Department of Chemistry , University of Minnesota-Twin Cities , 207 Pleasant Street SE , Minneapolis , Minnesota 55455 , United States.
Org Lett. 2019 Aug 2;21(15):6149-6154. doi: 10.1021/acs.orglett.9b02331. Epub 2019 Jul 24.

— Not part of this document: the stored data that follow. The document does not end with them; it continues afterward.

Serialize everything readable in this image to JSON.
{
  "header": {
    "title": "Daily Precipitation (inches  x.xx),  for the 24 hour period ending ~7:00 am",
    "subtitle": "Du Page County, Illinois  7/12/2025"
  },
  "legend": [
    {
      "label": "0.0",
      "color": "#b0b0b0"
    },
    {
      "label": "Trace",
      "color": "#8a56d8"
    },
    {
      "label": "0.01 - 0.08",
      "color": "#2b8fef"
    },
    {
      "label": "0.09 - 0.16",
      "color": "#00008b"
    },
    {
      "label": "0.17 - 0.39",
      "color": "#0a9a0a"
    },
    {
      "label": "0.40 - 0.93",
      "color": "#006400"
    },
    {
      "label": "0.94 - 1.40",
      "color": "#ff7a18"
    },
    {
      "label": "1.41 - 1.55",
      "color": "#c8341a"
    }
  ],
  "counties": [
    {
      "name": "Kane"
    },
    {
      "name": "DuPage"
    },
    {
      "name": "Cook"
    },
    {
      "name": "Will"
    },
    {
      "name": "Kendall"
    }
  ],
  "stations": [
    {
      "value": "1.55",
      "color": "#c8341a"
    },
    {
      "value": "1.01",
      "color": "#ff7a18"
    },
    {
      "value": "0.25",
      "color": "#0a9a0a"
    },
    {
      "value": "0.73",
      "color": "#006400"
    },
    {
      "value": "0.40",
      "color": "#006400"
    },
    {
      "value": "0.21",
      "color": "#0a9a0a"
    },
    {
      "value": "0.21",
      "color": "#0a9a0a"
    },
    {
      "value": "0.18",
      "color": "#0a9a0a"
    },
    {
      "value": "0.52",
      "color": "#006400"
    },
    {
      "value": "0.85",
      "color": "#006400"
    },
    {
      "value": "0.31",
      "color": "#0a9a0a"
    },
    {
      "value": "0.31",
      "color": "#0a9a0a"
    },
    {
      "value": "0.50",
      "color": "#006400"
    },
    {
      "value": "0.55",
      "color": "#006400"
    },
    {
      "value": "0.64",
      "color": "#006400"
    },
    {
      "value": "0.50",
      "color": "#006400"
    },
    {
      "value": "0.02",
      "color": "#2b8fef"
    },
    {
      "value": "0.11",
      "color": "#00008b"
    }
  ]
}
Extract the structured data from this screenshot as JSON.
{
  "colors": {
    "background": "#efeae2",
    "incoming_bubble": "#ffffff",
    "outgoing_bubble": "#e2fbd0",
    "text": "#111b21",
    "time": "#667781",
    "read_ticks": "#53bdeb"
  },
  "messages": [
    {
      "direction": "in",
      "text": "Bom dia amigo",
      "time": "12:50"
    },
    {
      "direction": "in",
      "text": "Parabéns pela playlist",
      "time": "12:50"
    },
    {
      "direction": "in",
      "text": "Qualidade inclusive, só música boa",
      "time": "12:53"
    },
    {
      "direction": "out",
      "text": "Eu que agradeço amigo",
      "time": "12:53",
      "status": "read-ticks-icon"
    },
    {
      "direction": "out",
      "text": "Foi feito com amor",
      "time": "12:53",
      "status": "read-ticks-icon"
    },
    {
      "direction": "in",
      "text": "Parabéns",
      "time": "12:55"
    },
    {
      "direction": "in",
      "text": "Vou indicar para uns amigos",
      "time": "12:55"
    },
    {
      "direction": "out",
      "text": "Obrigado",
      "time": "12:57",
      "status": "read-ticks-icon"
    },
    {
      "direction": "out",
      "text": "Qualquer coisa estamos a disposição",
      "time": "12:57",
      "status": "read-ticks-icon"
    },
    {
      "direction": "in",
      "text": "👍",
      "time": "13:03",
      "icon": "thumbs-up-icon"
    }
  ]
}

The diazatricyclic core of the madangamine alkaloids was synthesized from a densely functionalized cyclohexane derivative. An alkene and two cyanoformamide groups are used to form two new rings and a new quaternary stereocenter in a cascade reaction, which involves two Pd-catalyzed C-C bond activation steps. The synthesis of the cascade precursor involves an intramolecular Staudinger reaction of a vicinal diester that gives a [3.2.1]azabicyclooctane derivative, allowing the regioselective introduction of a monosubstituted alkene.
马当胺生物碱的二氮杂环庚烷核心是由一个高度官能化的环己烷衍生物合成的。在级联反应中,一个烯烃和两个氰基甲酰胺基团形成两个新环和一个新的季立体中心,涉及两个 Pd 催化的 C-C 键活化步骤。级联前体的合成涉及一个邻位二酯的分子内斯塔丁格反应,生成[3.2.1]氮杂双环辛烷衍生物,允许区域选择性地引入单取代烯烃。